This boy used to be an opening batter during his schooldays. An employee in the accounts section of Southern Railways, his father had played third division cricket in the Chennai league as a medium-pacer. All that he wanted was to see his son play in the first division. That boy is Ravichandran Ashwin, as we know him, who has exceeded a few expectations.
India’s biggest match-winner with the ball after Anil Kumble when it comes to the fourth innings of a Test match, Ashwin has also made an indelible mark with the bat. The latest example of that came in Bangladesh on Sunday. The chips were down. An ignominious defeat was staring India in the eye. And then came Ashwin with the calmest of nerves, along with Shreyas Iyer. Not long before that, the specialist spinner had done the same against Pakistan in the T20 World Cup. I am not comparing the length of these two innings, just citing an example.
It was a delicate chip over mid-off that got India the winning runs against Pakistan. Ashwin delivered something very similar in Mirpur in the second Test against Bangladesh in what turned out to be the last over of the match bowled by Mehidy Hasan Miraz. He had pulled him for six earlier in that over and later half-flicked, half-drove in front of mid-wicket to bring up the winning boundary. But in between, he played that lofted off-drive again, chipping the ball against the turn over mid-off for four. That requires a lot of skills. It does not happen just like that. Envisioning a plan, clarity of thought, confidence in himself that he can pull that off and then going for it — it takes a lot.

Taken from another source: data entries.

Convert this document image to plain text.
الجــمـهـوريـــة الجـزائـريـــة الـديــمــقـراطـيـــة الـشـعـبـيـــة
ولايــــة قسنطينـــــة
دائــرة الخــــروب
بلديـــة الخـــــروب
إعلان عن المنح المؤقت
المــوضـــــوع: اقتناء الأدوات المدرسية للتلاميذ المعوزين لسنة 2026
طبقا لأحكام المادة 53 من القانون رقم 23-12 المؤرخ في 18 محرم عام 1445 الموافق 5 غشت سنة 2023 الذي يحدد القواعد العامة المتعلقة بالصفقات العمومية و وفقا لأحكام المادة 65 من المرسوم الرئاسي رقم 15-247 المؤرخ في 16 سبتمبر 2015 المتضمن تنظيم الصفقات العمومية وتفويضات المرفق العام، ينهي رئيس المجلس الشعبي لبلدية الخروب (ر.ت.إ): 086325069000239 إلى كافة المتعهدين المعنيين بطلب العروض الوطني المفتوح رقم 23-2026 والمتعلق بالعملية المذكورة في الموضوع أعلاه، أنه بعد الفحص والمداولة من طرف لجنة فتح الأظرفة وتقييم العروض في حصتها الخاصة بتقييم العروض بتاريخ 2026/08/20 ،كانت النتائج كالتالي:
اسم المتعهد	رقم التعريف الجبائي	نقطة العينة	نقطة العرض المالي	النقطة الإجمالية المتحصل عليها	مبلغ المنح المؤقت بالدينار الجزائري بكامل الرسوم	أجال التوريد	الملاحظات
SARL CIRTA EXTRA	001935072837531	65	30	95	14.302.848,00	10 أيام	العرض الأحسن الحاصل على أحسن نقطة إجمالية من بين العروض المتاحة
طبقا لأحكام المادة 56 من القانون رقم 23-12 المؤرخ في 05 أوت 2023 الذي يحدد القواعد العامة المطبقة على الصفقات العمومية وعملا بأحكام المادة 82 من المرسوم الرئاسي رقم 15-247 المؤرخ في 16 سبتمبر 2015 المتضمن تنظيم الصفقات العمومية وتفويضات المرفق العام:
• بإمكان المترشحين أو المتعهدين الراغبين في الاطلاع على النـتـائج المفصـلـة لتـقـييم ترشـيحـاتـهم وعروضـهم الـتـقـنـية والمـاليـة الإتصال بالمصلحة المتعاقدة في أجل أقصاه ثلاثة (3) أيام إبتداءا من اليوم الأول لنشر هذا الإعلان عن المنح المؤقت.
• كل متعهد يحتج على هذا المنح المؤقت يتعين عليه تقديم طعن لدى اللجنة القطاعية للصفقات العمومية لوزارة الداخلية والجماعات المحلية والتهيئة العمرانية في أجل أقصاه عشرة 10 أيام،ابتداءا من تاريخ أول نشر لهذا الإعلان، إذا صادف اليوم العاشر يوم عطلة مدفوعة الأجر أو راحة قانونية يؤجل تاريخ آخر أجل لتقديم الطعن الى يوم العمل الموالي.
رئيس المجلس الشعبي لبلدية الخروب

It is not as if Ashwin has done this for the first time. In a Test career that started about 11 years ago, he has taken nearly 450 wickets other than scoring five centuries and 13 half-centuries. His bowling skills will have to be termed legendary because being an off-spinner he has got the ball to go the other way without violating the legal and legitimate guidelines. As a bowler, he is an absolute legend. I remember a delivery in the 2014 T20 World Cup where he fooled, foxed and flummoxed Quinton de Kock with one that came back into the left-hander and hit the stumps when the batter was preparing for a cut anticipating an off-break.
Cricket writing can often be ridiculed as something which always praises and gloats. You only go gaga about the guy who does well and do not do the hard hitting bit. You keep beating around the bush without getting to the real point. This is true to an extent. But when it comes to evaluating Ashwin, one has to admit that this person with roots in the West Mambalam area of Chennai has done a few things that have few parallels. He has complete clarity about his thoughts. That’s not as easy as we might think. He knows what he has to do at a given time and gets the job done.
The batter we see in Ashwin today is not an instant product. Apart from concentrating on off-spin and other turns, he has worked on his batting. Mirpur was not the first or last instance of him pulling it off. He has excelled as a batter numerous times. That’s primarily because he believes in himself. He knows what he has to do, how to do it and is willing to put in the hard yards. He formulates his own methods, calculates the risk-reward ratio and then goes about his task. It is not as simple as he makes it look like. There are a lot of complexities involved. IT engineer from Anna University, he solves these puzzles. It’s about his mind.
We will talk about Virat Kohli, Cheteshwar Pujara, Rohit Sharma, Jasprit Bumrah and others when it comes to India’s position of ascendancy in Test cricket. No doubt, they have contributed enormously, but the underrated, less spoken off person will have to be Ashwin. Go through his stats as a batter and bowler over the last few years and you will see what I am trying to underline. He has been the balancing, determining factor between highs and lows, contributing with ball and bat. Mirpur saw just an example of his understated brilliance.